COVID-19 Vaccines and the Ratchet Effect: Lessons from Crisis and Leviathan
Fall brings us pumpkin spice, college football, and seasonal illness. Although RSV and flu cases are increasing regionally, the Centers for Disease Control and Prevention and others believe the worst of “flu season” is behind us.
Covid-19 is another story. Many expect the now endemic illness will eventually become seasonal like other respiratory viruses. This depends on when and how it continues to mutate. Fortunately, while positive cases are (slightly) increasing, severe cases (resulting in hospitalization and death) are decreasing, according to CDC data. However, water virus data collected by the same agency suggests COVID-19 infections may soon increase in some regions.
Regardless, the CDC still recommends almost everyone get an updated COVID-19 vaccine—and includes it as part of a normal infant vaccine schedule.
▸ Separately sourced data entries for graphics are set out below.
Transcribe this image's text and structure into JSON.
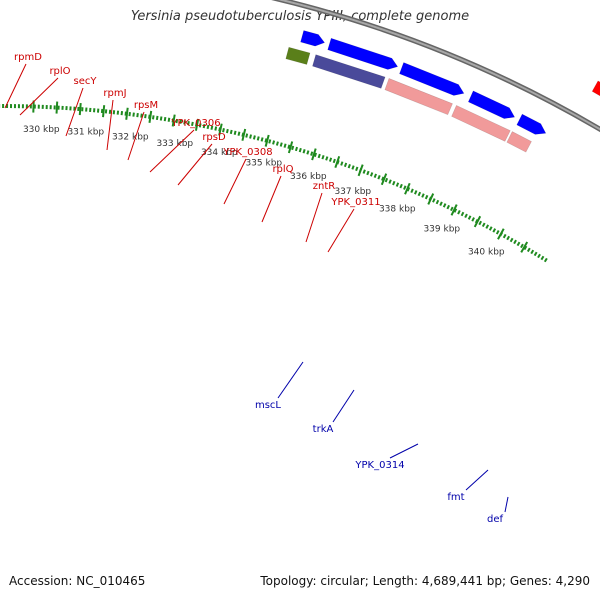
{
  "header": {
    "title": "Yersinia pseudotuberculosis YPIII, complete genome"
  },
  "footer": {
    "accession": "Accession: NC_010465",
    "summary": "Topology: circular; Length: 4,689,441 bp; Genes: 4,290"
  },
  "colors": {
    "backbone": "#8c8c8c",
    "tick": "#1f8a1f",
    "label_top": "#cc0000",
    "label_bottom": "#0000aa",
    "cds": "#ff0000",
    "gene_pink": "#f19a9a",
    "rrna_green": "#aaee44",
    "orange": "#ff9900",
    "gray": "#777777",
    "blue": "#0000ff",
    "olive": "#5a7f1a",
    "slate": "#4a4a9a",
    "magenta": "#ee1199"
  },
  "scale": {
    "unit": "kbp",
    "labels": [
      "330 kbp",
      "331 kbp",
      "332 kbp",
      "333 kbp",
      "334 kbp",
      "335 kbp",
      "336 kbp",
      "337 kbp",
      "338 kbp",
      "339 kbp",
      "340 kbp"
    ]
  },
  "genes_top": [
    {
      "name": "rpmD"
    },
    {
      "name": "rplO"
    },
    {
      "name": "secY"
    },
    {
      "name": "rpmJ"
    },
    {
      "name": "rpsM"
    },
    {
      "name": "YPK_0306"
    },
    {
      "name": "rpsD"
    },
    {
      "name": "YPK_0308"
    },
    {
      "name": "rplQ"
    },
    {
      "name": "zntR"
    },
    {
      "name": "YPK_0311"
    }
  ],
  "genes_bottom": [
    {
      "name": "mscL"
    },
    {
      "name": "trkA"
    },
    {
      "name": "YPK_0314"
    },
    {
      "name": "fmt"
    },
    {
      "name": "def"
    }
  ]
}
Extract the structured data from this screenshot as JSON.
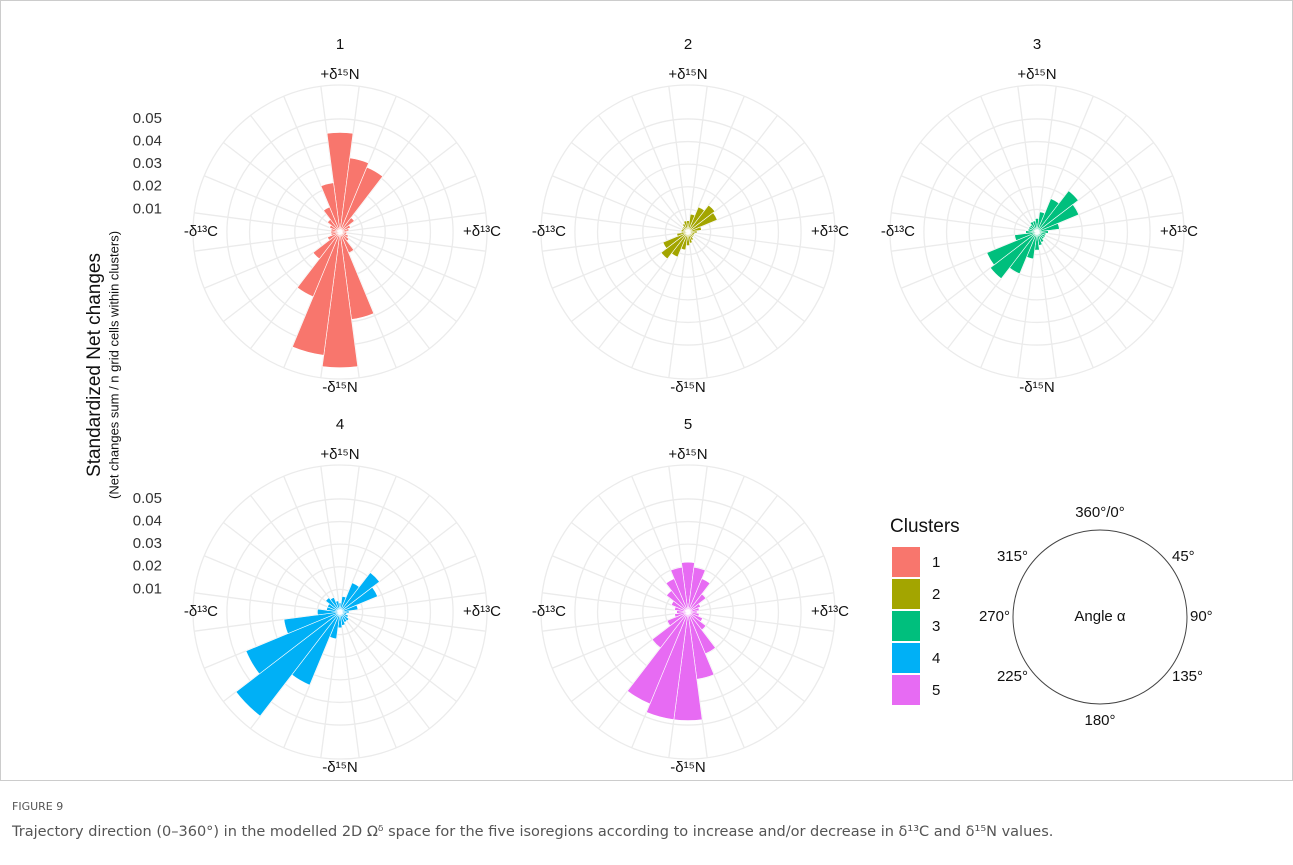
{
  "chart_data": [
    {
      "type": "polar_bar",
      "title": "1",
      "color": "#f8766d",
      "show_tick_labels": true,
      "axis_labels": {
        "top": "+δ¹⁵N",
        "right": "+δ¹³C",
        "bottom": "-δ¹⁵N",
        "left": "-δ¹³C"
      },
      "rlim": [
        0,
        0.065
      ],
      "rticks": [
        0.01,
        0.02,
        0.03,
        0.04,
        0.05
      ],
      "values": [
        0.044,
        0.033,
        0.031,
        0.008,
        0.005,
        0.004,
        0.003,
        0.003,
        0.004,
        0.005,
        0.01,
        0.039,
        0.06,
        0.055,
        0.031,
        0.015,
        0.006,
        0.004,
        0.004,
        0.004,
        0.005,
        0.007,
        0.012,
        0.022
      ]
    },
    {
      "type": "polar_bar",
      "title": "2",
      "color": "#a3a500",
      "show_tick_labels": false,
      "axis_labels": {
        "top": "+δ¹⁵N",
        "right": "+δ¹³C",
        "bottom": "-δ¹⁵N",
        "left": "-δ¹³C"
      },
      "rlim": [
        0,
        0.065
      ],
      "rticks": [
        0.01,
        0.02,
        0.03,
        0.04,
        0.05
      ],
      "values": [
        0.005,
        0.008,
        0.012,
        0.015,
        0.014,
        0.006,
        0.004,
        0.003,
        0.003,
        0.003,
        0.004,
        0.005,
        0.006,
        0.008,
        0.012,
        0.015,
        0.012,
        0.005,
        0.003,
        0.003,
        0.003,
        0.003,
        0.004,
        0.005
      ]
    },
    {
      "type": "polar_bar",
      "title": "3",
      "color": "#00bf7d",
      "show_tick_labels": false,
      "axis_labels": {
        "top": "+δ¹⁵N",
        "right": "+δ¹³C",
        "bottom": "-δ¹⁵N",
        "left": "-δ¹³C"
      },
      "rlim": [
        0,
        0.065
      ],
      "rticks": [
        0.01,
        0.02,
        0.03,
        0.04,
        0.05
      ],
      "values": [
        0.006,
        0.009,
        0.016,
        0.023,
        0.02,
        0.01,
        0.005,
        0.004,
        0.004,
        0.004,
        0.005,
        0.006,
        0.008,
        0.012,
        0.02,
        0.026,
        0.024,
        0.01,
        0.005,
        0.004,
        0.004,
        0.004,
        0.005,
        0.005
      ]
    },
    {
      "type": "polar_bar",
      "title": "4",
      "color": "#00b0f6",
      "show_tick_labels": true,
      "axis_labels": {
        "top": "+δ¹⁵N",
        "right": "+δ¹³C",
        "bottom": "-δ¹⁵N",
        "left": "-δ¹³C"
      },
      "rlim": [
        0,
        0.065
      ],
      "rticks": [
        0.01,
        0.02,
        0.03,
        0.04,
        0.05
      ],
      "values": [
        0.004,
        0.007,
        0.014,
        0.022,
        0.018,
        0.008,
        0.004,
        0.003,
        0.004,
        0.005,
        0.005,
        0.006,
        0.007,
        0.012,
        0.035,
        0.058,
        0.045,
        0.025,
        0.01,
        0.006,
        0.006,
        0.008,
        0.007,
        0.005
      ]
    },
    {
      "type": "polar_bar",
      "title": "5",
      "color": "#e76bf3",
      "show_tick_labels": false,
      "axis_labels": {
        "top": "+δ¹⁵N",
        "right": "+δ¹³C",
        "bottom": "-δ¹⁵N",
        "left": "-δ¹³C"
      },
      "rlim": [
        0,
        0.065
      ],
      "rticks": [
        0.01,
        0.02,
        0.03,
        0.04,
        0.05
      ],
      "values": [
        0.022,
        0.02,
        0.016,
        0.01,
        0.006,
        0.005,
        0.004,
        0.005,
        0.007,
        0.01,
        0.02,
        0.03,
        0.048,
        0.048,
        0.044,
        0.02,
        0.01,
        0.006,
        0.005,
        0.006,
        0.008,
        0.012,
        0.016,
        0.02
      ]
    }
  ],
  "y_axis_title": "Standardized Net changes",
  "y_axis_subtitle": "(Net changes sum / n grid cells within clusters)",
  "legend_title": "Clusters",
  "angle_diagram": {
    "center_label": "Angle α",
    "labels": [
      "360°/0°",
      "45°",
      "90°",
      "135°",
      "180°",
      "225°",
      "270°",
      "315°"
    ]
  },
  "figure_label": "FIGURE 9",
  "caption": "Trajectory direction (0–360°) in the modelled 2D Ωᵟ space for the five isoregions according to increase and/or decrease in δ¹³C and δ¹⁵N values."
}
With new recommendations urging anyone older than six months get the jab and new COVID-19 vaccines released in August, the agency has been especially diligent in trying to get Americans vaccinated against COVID-19.
It is a losing battle—and it has been for a while. A 2023 peer-reviewed survey in Vaccines found that less than 33 percent of Americans were current on their COVID-19 boosters. The same survey found that less than 15 percent of those 18 years old and younger received a booster despite tremendous efforts to get the vaccines authorized for younger ages.
Recommending vaccinating six-month-olds against COVID-19 is also strange. We’ve long since known it is extremely rare for children to become very ill with COVID-19. It’s also highly unlikely that children or infants transmit COVID-19. Most of the negative impacts of COVID-19 on infants are associated with pre-natal development if the mother becomes infected. However, pregnant women can pass COVID-19 antibodies to their infants through breastmilk or umbilical cord blood if they become vaccinated or have previously been infected.
It is also unclear how effective the newest COVID-19 vaccines are against the most recent variants—even the most recent research tests for immunity against now older mutations.
So, what is the rationale for more COVID-19 vaccines and pushing for infants to get them? In a forthcoming paper in The Independent Review, my co-author and I argue that the answer boils down to the ratchet effect. As argued in Robert Higgs’s masterful book Crisis and Leviathan, governments frequently gain control of resources and receive new powers during a crisis period. However, much of this newfound control and authority remains after the crisis ends. This important—and concerning—insight can explain continued government involvement with COVID-19 vaccines.
On May 15th, 2020, the federal government formally announced the formation of Operation Warp Speed—a partnership between private vaccine developers and government regulatory agencies to quickly develop a COVID-19 vaccine. With ample financial support from the federal government, the first COVID-19 vaccine received emergency use authorization in November 2020.
Operation Warp Speed’s partnership disbanded less than a year after it formed. The COVID-19 pandemic ended in May 2023. Government spending on COVID-19 vaccines did not.
Private vaccine developers spent $10 billion to develop a vaccine. That total reached $30 billion by October 2022—over a year after the partnership ended. A year after the pandemic ended, the federal government still spent billions on purchasing COVID-19 vaccines even as manufacturers increased their prices and patients elected to receive fewer boosters.
Today, COVID-19 vaccines are covered under Medicare and Medicaid and are available at no charge for individuals without health insurance (at the taxpayer’s expense). Most private health insurance plans are also legally required to provide COVID-19 vaccines without charging a co-pay or co-insurance.
COVID-19 will continue to mutate and cause illness for the foreseeable future. It seems government efforts to fund and force markets to provide COVID-19 vaccines will continue as well and there is little reason for it. Unfortunately, as we have learned over the past four years, the government’s answers to difficult problems are universally political and scarcely scientific. This is even the case for vaccines.